Na sexta, Raquel promoveu o Contaí, um evento para conectar empreendedores e investidores, fomentando ideias e projetos. "O maior medo das empresas é serem pressionadas por não terem diversidade. Elas pensam que para ter só uma é melhor não ter nenhuma, porque pode abrir um repertório que elas não têm condições de sustentar", avalia. "Mas é preciso ter coragem de seguir em frente, senão esse cenário não vai mudar nunca."

Como mostrou o Estadão, sete em cada dez pessoas LGBTI+ têm medo de se declararem como tal durante a vida escolar por causa do bullying. No caso de travestis e transexuais, o desrespeito à identidade de gênero reflete no acesso ao ensino superior - um levantamento exclusivo mostrou que essa população correspondia a apenas 0,1% das matrículas em universidades federais do País.

"Não tem como pensarmos no enfrentamento da transfobia sem ações que garantam o acesso, permanência e sucesso de pessoas trans no ambiente escolar e acadêmico", aponta Bruna Benevides, articuladora política da Antra. "Precisamos pensar na formação e qualificação técnica dessas pessoas, além de incentivo ao empreendedorismo e, transversalmente, políticas que proporcionem segurança e renda."

Raquel conta que, nos anos em que esteve à frente da banda As Baías, aprendeu a estabelecer estratégias comerciais, algo que pretende passar à frente com a Nhaí. "Tem muita gente marginalizada no mercado, que estudaram e são esforçadas, basta procurar. É um capital humano que vem sendo perdido porque estamos presos em estigmas sociais."

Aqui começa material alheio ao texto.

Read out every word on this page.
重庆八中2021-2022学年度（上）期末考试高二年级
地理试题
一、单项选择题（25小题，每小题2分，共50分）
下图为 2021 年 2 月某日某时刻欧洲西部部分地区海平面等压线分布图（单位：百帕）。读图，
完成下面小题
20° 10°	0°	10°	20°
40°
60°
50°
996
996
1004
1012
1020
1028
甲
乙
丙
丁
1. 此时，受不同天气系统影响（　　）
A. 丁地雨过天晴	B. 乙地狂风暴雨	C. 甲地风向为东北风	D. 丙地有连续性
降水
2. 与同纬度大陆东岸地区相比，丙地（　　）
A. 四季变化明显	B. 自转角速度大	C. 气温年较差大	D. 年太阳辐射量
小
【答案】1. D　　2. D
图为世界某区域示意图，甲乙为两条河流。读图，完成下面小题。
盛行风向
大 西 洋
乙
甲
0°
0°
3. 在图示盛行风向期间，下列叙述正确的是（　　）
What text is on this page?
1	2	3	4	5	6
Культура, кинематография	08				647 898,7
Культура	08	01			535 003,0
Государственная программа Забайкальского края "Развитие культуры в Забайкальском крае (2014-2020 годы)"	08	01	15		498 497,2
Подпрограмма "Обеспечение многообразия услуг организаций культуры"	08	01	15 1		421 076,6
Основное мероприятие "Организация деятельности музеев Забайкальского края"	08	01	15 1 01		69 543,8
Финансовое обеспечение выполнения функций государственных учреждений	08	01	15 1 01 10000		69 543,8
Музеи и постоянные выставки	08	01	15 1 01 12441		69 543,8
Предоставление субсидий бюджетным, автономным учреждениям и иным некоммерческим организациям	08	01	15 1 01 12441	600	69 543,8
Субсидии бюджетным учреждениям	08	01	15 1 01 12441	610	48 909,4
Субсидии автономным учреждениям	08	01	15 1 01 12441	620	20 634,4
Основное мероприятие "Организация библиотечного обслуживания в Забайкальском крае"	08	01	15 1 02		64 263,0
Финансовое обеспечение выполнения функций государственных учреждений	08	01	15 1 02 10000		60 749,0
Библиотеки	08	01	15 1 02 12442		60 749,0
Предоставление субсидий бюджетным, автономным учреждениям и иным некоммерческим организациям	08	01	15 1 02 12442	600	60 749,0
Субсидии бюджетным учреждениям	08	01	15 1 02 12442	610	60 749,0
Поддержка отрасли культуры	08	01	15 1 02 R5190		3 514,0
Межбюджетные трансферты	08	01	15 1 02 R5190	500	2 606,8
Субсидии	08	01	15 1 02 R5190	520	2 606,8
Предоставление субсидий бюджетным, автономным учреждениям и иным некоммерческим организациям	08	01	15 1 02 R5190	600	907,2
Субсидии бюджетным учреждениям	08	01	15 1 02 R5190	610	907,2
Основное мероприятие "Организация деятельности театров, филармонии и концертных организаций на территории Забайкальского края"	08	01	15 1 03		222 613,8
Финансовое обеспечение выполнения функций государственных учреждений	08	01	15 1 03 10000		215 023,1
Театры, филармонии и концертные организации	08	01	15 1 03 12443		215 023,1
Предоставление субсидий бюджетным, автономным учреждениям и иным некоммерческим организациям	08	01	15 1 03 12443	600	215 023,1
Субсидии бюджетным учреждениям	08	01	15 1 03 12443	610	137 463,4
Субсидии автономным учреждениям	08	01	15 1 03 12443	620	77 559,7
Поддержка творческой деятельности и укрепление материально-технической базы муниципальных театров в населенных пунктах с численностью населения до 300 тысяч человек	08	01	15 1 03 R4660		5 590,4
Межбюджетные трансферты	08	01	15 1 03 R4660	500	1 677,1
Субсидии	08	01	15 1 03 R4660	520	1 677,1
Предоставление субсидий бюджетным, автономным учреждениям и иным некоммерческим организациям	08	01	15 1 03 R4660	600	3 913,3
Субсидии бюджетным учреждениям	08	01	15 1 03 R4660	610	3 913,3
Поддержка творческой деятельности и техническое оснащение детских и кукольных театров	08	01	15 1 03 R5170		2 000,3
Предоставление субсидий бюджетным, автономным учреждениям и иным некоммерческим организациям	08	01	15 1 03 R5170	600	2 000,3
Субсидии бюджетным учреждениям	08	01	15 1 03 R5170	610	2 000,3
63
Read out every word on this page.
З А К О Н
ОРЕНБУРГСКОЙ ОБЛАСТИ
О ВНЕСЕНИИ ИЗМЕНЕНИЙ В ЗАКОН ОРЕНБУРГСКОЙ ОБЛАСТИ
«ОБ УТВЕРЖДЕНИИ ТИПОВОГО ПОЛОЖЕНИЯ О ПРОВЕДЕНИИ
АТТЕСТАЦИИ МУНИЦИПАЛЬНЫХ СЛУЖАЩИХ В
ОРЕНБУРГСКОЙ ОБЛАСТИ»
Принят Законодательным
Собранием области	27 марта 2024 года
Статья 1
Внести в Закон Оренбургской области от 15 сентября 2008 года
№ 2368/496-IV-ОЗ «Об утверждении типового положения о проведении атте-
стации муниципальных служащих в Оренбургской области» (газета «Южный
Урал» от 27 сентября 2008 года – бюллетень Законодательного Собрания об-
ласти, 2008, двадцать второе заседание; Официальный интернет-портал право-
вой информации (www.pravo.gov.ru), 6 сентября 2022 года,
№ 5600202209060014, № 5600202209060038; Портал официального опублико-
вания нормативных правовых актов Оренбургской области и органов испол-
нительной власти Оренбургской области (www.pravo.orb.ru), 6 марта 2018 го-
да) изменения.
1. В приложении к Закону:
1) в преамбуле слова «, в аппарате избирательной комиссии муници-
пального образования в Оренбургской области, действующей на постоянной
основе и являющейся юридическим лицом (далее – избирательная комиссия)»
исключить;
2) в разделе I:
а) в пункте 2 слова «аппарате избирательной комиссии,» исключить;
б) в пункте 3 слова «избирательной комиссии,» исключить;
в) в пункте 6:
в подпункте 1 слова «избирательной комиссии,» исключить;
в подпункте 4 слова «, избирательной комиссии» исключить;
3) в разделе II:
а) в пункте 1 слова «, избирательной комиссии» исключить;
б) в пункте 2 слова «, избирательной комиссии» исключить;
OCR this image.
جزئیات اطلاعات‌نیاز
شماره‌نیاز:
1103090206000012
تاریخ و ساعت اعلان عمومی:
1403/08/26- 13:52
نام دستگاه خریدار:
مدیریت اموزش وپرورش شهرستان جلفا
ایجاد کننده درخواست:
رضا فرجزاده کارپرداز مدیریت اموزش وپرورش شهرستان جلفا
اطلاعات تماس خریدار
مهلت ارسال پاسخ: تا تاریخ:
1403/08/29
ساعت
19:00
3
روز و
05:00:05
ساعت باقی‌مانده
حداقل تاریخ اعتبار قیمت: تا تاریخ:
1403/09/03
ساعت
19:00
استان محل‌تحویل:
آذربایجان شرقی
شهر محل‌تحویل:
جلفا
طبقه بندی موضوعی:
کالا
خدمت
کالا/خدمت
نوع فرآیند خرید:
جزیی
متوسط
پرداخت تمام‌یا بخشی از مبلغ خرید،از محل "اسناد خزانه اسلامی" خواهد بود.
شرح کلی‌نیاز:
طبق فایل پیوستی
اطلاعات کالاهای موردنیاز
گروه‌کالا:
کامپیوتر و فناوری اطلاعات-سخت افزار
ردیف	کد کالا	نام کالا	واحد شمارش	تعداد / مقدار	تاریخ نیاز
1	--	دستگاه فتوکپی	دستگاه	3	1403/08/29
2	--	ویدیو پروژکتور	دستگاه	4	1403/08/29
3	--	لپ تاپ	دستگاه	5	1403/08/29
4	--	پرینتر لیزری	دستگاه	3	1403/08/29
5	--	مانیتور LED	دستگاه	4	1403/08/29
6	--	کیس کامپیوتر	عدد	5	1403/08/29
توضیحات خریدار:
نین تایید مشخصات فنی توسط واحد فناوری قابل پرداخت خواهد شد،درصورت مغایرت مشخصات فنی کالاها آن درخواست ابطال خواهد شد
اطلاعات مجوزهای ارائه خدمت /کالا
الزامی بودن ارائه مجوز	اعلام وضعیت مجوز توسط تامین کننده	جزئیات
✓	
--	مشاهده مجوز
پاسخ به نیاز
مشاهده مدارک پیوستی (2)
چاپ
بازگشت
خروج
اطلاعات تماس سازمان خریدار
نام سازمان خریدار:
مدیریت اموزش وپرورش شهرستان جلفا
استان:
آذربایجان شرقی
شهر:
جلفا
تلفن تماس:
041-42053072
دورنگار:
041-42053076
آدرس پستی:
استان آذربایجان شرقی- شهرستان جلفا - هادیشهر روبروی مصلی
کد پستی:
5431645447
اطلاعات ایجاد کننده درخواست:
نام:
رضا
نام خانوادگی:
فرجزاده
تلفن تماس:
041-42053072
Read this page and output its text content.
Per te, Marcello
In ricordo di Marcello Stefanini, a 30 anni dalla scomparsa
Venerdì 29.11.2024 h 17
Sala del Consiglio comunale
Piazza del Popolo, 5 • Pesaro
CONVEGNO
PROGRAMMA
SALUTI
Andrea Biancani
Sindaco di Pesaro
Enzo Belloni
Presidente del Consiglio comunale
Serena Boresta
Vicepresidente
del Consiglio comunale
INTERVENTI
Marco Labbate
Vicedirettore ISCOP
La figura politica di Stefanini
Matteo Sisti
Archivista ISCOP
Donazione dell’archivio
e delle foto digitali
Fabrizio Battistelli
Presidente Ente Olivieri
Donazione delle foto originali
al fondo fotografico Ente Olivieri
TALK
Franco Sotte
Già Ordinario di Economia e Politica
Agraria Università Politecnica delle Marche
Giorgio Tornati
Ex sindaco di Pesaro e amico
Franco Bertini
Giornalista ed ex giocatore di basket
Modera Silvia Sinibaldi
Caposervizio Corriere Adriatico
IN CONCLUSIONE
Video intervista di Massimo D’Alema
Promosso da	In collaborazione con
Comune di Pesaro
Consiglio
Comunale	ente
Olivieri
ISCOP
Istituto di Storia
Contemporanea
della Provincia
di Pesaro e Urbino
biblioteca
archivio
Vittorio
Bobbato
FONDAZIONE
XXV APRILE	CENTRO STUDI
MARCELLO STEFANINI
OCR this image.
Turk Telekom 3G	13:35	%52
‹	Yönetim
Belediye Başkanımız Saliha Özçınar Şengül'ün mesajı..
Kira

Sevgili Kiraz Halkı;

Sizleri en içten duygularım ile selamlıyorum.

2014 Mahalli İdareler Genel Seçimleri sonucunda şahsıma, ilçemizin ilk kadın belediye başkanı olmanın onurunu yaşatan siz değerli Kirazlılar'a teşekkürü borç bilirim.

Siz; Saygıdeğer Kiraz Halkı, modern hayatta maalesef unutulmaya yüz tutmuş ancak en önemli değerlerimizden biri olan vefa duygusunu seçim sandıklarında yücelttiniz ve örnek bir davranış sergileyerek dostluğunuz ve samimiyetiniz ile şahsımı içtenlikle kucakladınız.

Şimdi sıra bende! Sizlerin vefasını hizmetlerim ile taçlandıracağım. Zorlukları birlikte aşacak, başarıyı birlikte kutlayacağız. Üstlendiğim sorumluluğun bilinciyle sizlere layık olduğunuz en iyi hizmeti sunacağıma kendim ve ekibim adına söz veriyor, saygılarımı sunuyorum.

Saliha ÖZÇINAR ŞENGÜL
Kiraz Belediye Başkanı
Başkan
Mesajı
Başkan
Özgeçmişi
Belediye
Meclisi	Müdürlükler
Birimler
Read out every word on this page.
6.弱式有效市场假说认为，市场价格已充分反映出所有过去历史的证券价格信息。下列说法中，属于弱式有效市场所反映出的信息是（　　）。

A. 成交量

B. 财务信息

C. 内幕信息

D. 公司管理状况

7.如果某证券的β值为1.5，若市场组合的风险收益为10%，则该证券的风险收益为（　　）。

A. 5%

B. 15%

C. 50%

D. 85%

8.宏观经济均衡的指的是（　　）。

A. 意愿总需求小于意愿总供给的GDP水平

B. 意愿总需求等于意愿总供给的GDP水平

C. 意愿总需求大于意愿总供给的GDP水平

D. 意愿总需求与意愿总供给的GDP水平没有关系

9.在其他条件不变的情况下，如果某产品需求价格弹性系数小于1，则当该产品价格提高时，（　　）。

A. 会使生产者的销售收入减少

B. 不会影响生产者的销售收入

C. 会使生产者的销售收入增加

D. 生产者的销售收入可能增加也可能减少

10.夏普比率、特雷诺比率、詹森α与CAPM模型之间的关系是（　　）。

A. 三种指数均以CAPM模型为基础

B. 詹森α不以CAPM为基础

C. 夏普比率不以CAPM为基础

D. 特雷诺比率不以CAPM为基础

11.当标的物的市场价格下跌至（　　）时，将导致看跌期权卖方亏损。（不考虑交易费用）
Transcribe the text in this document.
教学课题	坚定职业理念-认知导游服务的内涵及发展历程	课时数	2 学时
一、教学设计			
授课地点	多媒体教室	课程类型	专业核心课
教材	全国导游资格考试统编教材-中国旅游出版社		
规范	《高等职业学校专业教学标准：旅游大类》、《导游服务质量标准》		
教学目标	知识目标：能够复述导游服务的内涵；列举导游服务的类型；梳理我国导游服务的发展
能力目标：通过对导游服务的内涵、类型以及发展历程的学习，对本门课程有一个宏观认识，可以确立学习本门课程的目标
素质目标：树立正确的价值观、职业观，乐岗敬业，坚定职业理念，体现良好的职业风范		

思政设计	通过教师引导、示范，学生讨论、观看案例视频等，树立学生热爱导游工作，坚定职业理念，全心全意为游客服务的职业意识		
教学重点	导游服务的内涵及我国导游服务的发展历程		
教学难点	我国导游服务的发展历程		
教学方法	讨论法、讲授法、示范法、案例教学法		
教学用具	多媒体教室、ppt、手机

Márcia ainda explica que a mudança tem que acontecer na ponta das empresas, principalmente nos departamentos de recursos humanos, que selecionam candidatos. "Nossa maior finalidade é mudar a forma como a sociedade nos vê. Porque enquanto formos vistas como pessoas ‘problemáticas’, para dizer o mínimo, o preconceito se perpetua. Precisamos mostrar que somos seres humanos, cidadãos capazes de produzir e gerar riquezas, amar, casar, ter filhos e viver como qualquer outro brasileiro."